By: Angela Bryant Starke | Source: From the AARP Bulletin print edition | - November 1, 2008
For acute and chronic care patients, the economic downturn has prompted really tough choices. Some who make frequent trips to the doctor or to treatment facilities—such as those undergoing chemotherapy or dialysis—are skipping weekly treatments or even stopping their medications to cut transportation costs and save money. Others are turning to community transportation instead of driving to appointments.
LogistiCare, a transportation management company with centers in 37 states, has seen a 12 percent increase in service requests so far this year, which may amount to 22 million rides provided in 2008. CEO John Shermyen says gas prices are the biggest reason for the increase. The service is free to patients.

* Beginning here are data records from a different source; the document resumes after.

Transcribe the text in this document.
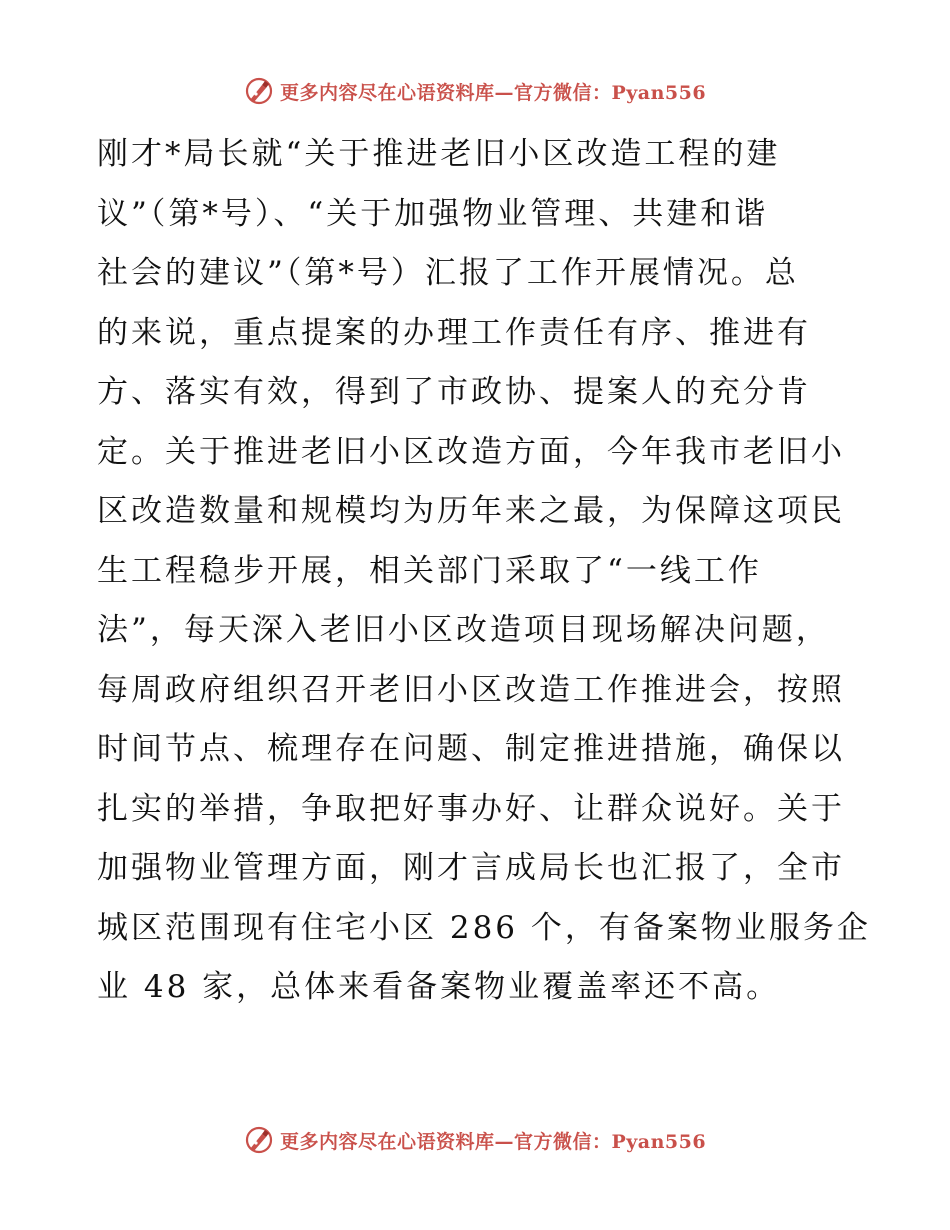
更多内容尽在心语资料库—官方微信：Pyan556
刚才*局长就“关于推进老旧小区改造工程的建
议”（第*号）、“关于加强物业管理、共建和谐
社会的建议”（第*号）汇报了工作开展情况。总
的来说，重点提案的办理工作责任有序、推进有
方、落实有效，得到了市政协、提案人的充分肯
定。关于推进老旧小区改造方面，今年我市老旧小
区改造数量和规模均为历年来之最，为保障这项民
生工程稳步开展，相关部门采取了“一线工作
法”，每天深入老旧小区改造项目现场解决问题，
每周政府组织召开老旧小区改造工作推进会，按照
时间节点、梳理存在问题、制定推进措施，确保以
扎实的举措，争取把好事办好、让群众说好。关于
加强物业管理方面，刚才言成局长也汇报了，全市
城区范围现有住宅小区 286 个，有备案物业服务企
业 48 家，总体来看备案物业覆盖率还不高。
更多内容尽在心语资料库—官方微信：Pyan556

Climbing gas prices led Brenda Craddock, 54, of Dallas to look for an alternative to her multiple trips to the pharmacy. Craddock, a three-times-a-week dialysis patient who needs several medications daily, now uses DaVita Rx, a mobile pharmacy that comes to her treatment facility.
“What we’re hearing is that patients need to consolidate their trips so that they can save on gas and other expenses,” says Josh Golomb, general manager of DaVita Rx. The average dialysis patient can take eight to nine medications daily, he says, and can require four or five trips a month to the pharmacy. “The bad news is, when you’re out of medication and you delay that medication, there are consequences,” Golomb says. “Those consequences ultimately are passed on to taxpayers.”